The distinction between bar and restaurant is just right too, which is something I hadn’t realised was such a crucial factor in the overall experience until I visited The Bastion Bar & Restaurant (review coming soon) and ended up eating a three-course meal sandwiched between two Prosecco-fuelled hen parties…
Okay so starting from the top at appetisers and working our way down through mains to the gooey goodness that was the dessert menu we went for:
- Wheeler’s Crispy Calamari with tartare sauce and fresh lemon (£8.95)
- Hickory Smoked Baby Back Ribs with Russian slaw (£9.50)
- Grilled 35-day aged Sirloin Steak with garlic wild mushrooms (£32.45)
- Gnocchi Pomodoro with fresh basil (£13.50)
- Cherry Crumble with vanilla ice cream (£6.25)
- Mr Coulson’s Sticky Toffee Pudding with butterscotch sauce and vanilla ice cream (£6.50)
As I’ve found with each of the three Marco Pierre White restaurants I’ve dined at so far, this one too was split right down the middle in terms of opinion. Half of the menu is knockout and the other half is very much mediocre. The steak was extremely tough and overcooked for a request of medium-rare, and my ribs were disappointingly mellow in flavour but the squid starter, tomato gnocchi dish and both desserts were delicious.

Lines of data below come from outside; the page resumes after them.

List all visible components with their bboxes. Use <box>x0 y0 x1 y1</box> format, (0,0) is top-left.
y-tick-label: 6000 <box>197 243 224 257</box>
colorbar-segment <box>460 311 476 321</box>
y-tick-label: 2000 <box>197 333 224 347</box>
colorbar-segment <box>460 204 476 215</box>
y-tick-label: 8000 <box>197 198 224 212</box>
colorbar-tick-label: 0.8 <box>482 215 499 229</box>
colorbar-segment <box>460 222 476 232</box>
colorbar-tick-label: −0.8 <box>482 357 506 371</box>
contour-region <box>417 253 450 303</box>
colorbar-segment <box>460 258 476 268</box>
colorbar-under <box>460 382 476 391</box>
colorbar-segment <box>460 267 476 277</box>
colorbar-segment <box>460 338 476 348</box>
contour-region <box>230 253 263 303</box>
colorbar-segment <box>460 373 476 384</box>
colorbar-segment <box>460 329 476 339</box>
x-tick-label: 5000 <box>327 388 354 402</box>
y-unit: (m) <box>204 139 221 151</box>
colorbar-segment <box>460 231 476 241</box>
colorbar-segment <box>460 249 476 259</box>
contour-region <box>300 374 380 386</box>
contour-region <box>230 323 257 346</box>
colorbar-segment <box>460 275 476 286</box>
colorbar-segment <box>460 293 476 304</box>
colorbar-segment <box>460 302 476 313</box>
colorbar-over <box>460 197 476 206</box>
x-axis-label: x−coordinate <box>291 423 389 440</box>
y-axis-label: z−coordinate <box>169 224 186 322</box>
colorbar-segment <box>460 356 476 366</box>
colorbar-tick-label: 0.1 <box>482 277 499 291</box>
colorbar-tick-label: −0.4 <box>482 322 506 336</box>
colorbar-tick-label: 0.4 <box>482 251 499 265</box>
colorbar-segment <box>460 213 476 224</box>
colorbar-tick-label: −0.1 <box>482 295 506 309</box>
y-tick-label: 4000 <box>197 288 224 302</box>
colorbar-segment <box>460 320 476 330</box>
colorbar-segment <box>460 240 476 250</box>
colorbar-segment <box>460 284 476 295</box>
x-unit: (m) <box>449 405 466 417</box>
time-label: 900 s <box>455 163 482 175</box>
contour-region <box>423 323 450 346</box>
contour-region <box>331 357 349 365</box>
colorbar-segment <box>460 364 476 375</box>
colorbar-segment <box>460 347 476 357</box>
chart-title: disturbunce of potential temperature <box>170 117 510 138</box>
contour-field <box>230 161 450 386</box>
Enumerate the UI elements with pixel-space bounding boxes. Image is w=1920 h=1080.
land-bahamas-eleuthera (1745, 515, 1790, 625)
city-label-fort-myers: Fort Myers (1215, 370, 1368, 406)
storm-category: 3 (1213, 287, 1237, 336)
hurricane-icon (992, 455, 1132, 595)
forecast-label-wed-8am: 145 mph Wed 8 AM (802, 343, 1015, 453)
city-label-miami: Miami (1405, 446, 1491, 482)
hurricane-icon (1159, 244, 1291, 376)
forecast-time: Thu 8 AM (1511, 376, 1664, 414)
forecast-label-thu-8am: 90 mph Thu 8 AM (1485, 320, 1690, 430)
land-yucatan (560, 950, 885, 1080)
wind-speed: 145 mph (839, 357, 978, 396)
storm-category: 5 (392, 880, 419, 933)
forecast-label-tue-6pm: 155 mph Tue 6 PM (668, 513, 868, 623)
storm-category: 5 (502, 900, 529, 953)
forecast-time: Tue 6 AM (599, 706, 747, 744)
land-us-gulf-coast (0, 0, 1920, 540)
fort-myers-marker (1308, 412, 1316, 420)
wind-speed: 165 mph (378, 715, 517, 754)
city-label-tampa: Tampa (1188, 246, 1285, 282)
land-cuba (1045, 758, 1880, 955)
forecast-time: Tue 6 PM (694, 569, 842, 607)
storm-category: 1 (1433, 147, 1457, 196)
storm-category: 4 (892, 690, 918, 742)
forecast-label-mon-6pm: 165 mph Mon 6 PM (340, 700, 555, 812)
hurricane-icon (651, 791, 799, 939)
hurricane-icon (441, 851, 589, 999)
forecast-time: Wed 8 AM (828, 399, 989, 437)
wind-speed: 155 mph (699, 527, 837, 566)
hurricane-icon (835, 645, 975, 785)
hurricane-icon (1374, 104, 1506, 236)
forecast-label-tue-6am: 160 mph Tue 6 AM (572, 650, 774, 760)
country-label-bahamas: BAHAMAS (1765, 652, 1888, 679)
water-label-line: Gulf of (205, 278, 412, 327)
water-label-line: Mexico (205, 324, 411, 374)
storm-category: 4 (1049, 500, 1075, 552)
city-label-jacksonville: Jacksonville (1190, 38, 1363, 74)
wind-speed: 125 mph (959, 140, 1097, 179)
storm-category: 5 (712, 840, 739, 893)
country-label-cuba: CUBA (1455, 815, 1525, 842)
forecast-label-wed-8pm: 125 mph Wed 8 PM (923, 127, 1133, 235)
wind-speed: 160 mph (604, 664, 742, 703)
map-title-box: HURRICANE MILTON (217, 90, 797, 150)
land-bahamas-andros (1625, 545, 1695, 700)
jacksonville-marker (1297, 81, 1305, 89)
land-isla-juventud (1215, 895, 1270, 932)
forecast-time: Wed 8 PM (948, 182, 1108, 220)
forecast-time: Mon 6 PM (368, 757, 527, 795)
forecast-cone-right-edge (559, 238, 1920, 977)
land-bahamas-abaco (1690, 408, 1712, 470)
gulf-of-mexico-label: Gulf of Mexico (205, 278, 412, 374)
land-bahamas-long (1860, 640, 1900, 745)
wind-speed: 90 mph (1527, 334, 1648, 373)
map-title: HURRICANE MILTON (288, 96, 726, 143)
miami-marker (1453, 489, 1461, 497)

I’ve had even requested extra chicken with my gnocchi as the dish came from the vegetarian menu but I was feeling particularly carnivorous that evening. This was no hassle whatsoever and the chicken which came as an add-on was actually a full breast, cooked to perfection, moist as can be and still with a beautifully crisp skin left on. I’d eat this dish again and again and again.
That’s the thing with the Steakhouse, the Chophouse and Wheeler’s of St. James’s… there are some plates on the menu which make you want to get your next reservation pencilled in right there and then but some dishes which certainly left me feeling rather deflated. Quite the conundrum…
Are there any restaurants that leave you teetering on the fence like that? Let me know in the comments below!
(*Disclaimer: No scabby dogs were harmed in the making of this blog post)
I was very kindly invited to review the Marco Pierre White Steakhouse but all words, photographs, opinions, teeth, hair, boobs and nails are my very own.